Güneş
- Type: Daily newspaper
- Format: Berliner
- Owner: Star Media Group
- Founded: 19 February 1982
- Ceased publication: 2019
- Political alignment: Erdoganism
- Language: Turkish
- City: Zeytinburnu, Istanbul
- Country: Turkey
- Circulation: 91,000 (2013)
- Website: www.gunes.com

= Güneş (newspaper) =

Turkish newspaper

Güneş ("Sun" in Turkish) is a daily newspaper in Turkey. It was owned by Ethem Sancak's Star Media Group.

== History ==
Güneş was founded in 1982 by Ömer Çavuşoğlu and Ahmet Kozanoğlu. It was later bought by Asil Nadir.

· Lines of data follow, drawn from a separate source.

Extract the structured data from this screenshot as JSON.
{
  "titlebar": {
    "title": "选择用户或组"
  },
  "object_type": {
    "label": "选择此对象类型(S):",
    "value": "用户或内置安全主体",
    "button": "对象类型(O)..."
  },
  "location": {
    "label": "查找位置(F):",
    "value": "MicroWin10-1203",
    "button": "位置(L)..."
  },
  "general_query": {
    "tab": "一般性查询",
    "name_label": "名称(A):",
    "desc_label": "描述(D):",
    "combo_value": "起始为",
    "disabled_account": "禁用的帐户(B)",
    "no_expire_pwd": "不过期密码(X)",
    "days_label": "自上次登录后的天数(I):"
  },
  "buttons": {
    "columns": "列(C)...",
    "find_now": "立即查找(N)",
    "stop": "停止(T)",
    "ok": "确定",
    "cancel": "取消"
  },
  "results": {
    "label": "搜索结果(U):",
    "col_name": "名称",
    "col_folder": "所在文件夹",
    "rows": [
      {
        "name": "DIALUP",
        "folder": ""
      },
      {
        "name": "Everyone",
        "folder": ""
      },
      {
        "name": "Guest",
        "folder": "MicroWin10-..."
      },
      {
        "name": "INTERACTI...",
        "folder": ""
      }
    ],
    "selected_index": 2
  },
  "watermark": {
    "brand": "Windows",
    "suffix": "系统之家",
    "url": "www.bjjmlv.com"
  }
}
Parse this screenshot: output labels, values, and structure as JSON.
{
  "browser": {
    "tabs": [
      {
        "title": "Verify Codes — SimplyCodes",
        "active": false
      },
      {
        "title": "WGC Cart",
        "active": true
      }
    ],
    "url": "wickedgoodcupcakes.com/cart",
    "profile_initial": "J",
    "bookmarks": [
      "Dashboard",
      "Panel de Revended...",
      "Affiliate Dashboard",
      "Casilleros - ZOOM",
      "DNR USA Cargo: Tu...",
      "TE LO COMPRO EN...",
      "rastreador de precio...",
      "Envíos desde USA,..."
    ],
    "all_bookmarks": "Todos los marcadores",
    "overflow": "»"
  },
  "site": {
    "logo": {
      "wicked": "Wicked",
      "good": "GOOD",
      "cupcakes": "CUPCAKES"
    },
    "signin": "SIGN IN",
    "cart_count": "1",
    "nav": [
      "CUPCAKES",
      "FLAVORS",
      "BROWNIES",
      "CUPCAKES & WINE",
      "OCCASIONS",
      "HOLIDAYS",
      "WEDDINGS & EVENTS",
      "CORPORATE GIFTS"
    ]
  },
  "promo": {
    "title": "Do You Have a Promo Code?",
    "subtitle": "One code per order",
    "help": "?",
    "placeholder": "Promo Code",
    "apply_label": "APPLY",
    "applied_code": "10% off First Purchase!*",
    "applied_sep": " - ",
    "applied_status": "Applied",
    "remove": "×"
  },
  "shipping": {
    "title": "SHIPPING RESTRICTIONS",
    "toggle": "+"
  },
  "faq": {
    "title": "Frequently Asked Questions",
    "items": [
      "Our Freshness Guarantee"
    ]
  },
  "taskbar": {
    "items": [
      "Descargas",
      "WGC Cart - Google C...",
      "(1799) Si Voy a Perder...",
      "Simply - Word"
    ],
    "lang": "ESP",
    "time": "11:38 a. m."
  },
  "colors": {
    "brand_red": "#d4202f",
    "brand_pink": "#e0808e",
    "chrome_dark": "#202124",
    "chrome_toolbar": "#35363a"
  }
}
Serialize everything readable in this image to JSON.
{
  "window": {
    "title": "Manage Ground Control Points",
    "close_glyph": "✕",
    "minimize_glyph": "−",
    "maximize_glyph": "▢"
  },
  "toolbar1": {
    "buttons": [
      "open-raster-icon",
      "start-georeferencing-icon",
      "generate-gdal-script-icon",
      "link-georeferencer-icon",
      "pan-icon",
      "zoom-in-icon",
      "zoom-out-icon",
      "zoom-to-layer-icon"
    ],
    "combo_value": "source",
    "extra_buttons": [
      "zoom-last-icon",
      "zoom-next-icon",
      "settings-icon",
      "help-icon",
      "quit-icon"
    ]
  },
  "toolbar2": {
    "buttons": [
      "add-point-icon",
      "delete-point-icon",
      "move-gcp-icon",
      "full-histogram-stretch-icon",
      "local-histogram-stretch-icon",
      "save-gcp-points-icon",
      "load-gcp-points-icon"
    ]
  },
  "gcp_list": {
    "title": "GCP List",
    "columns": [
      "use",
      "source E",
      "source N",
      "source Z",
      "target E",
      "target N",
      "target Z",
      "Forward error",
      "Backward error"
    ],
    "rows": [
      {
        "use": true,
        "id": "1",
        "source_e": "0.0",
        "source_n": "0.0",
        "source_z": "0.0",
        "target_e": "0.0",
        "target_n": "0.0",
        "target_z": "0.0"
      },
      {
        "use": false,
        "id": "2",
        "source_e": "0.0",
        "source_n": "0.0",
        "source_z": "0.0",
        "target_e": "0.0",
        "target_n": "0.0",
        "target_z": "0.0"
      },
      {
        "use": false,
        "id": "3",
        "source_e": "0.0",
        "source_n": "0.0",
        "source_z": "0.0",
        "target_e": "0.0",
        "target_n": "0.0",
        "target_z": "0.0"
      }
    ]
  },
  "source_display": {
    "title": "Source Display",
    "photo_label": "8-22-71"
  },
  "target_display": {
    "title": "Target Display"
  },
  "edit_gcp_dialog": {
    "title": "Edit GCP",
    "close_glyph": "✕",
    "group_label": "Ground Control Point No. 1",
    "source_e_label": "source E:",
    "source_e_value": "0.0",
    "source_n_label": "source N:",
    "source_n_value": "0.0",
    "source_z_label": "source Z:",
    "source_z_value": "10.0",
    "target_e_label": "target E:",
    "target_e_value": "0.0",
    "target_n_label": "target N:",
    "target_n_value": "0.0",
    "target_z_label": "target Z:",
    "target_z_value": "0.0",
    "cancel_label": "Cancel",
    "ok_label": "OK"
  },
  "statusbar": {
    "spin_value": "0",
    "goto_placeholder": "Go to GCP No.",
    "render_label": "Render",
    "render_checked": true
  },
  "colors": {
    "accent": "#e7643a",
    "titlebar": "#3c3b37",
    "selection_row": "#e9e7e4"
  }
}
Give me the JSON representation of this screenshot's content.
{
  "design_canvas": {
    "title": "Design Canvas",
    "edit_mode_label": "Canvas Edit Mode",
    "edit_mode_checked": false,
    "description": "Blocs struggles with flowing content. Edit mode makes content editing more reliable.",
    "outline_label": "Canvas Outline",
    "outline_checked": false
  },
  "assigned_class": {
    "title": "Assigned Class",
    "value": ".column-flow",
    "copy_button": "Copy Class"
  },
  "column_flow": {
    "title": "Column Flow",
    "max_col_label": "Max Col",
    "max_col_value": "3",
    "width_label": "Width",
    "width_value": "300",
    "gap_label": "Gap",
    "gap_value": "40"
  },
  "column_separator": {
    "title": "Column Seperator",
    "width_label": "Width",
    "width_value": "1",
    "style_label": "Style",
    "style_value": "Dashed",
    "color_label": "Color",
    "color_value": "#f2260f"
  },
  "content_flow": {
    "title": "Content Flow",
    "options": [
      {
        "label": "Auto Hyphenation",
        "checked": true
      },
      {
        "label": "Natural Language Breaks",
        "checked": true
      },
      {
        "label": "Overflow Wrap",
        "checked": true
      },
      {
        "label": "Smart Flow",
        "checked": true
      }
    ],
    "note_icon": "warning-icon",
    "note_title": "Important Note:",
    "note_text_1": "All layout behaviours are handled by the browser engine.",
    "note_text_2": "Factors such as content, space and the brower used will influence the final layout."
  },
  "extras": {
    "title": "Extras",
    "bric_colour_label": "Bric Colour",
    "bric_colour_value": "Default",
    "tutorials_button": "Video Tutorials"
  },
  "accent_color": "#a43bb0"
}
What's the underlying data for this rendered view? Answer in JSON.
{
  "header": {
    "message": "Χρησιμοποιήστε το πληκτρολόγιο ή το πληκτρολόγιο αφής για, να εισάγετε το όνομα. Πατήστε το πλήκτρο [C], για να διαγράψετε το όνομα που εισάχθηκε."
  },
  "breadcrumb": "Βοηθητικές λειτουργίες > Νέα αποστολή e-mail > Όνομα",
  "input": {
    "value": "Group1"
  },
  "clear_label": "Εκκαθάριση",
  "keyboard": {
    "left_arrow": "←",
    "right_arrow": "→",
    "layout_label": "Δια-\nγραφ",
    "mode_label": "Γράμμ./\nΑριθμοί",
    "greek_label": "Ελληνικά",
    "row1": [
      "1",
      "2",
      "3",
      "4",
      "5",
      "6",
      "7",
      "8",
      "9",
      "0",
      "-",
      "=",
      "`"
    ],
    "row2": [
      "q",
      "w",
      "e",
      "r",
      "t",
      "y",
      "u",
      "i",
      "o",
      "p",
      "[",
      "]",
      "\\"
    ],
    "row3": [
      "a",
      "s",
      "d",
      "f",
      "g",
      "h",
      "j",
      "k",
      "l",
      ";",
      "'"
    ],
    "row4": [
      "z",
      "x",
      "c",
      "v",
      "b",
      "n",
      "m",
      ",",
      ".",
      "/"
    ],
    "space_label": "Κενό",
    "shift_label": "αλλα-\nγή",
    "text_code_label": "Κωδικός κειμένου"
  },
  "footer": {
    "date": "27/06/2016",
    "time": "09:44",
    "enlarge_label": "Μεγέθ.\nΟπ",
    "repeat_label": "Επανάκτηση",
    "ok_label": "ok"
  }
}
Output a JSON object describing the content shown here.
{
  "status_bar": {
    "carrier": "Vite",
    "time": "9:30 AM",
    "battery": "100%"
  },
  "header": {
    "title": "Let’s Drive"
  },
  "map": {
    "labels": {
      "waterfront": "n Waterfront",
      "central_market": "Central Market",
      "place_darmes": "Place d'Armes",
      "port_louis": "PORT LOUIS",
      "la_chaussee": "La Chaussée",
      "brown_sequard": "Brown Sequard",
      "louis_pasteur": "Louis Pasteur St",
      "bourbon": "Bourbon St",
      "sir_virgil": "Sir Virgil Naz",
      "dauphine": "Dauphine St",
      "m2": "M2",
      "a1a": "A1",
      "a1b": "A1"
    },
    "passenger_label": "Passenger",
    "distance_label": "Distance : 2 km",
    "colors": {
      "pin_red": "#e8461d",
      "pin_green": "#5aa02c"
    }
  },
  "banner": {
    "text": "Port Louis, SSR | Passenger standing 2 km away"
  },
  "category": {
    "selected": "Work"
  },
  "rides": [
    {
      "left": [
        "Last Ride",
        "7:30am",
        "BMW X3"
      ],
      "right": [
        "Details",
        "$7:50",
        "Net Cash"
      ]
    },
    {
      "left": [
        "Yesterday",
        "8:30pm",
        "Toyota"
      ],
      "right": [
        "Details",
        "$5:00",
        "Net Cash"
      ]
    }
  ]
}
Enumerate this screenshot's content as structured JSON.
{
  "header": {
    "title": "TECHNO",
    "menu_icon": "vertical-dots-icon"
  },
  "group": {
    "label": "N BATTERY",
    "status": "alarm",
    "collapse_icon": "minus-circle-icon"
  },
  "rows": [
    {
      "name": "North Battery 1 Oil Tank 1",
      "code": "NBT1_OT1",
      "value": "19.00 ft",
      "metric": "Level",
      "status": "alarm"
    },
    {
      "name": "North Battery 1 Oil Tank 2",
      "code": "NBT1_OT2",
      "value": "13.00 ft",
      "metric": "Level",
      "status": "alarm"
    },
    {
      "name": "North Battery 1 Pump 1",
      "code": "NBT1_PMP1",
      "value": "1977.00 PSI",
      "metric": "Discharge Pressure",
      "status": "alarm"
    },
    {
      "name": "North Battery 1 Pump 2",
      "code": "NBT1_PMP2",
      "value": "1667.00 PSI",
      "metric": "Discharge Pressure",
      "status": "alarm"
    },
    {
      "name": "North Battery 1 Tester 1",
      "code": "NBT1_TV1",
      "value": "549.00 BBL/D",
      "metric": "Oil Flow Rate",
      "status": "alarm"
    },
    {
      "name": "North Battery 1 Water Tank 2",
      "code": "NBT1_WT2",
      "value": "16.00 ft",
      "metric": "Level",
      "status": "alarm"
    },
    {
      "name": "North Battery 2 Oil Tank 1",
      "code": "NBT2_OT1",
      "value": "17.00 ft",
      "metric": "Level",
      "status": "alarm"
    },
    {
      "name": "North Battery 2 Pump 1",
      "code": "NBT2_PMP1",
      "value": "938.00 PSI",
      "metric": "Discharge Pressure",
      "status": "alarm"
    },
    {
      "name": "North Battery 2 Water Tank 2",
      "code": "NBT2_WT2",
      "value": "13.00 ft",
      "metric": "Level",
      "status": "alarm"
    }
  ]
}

Güneş was owned by the Çukurova Media Group (who acquired it from Güneri Cıvaoğlu) from 1996 to 2013. It was passed to the TMSF in settlement of debts owed to the Turkish government.

In 1997, Çukurova Group acquired the newspaper. In 2013, Savings Deposit Insurance Fund of Turkey seized the newspaper along with Akşam. Later, in October 2013, it was sold to Ethem Sancak.

In August 2017, Murat Sancak acquired the newspaper. On 31 December 2019, Güneş ceased daily circulation as a stand alone newspaper to become a sister publication of the Turkish newspaper Akşam.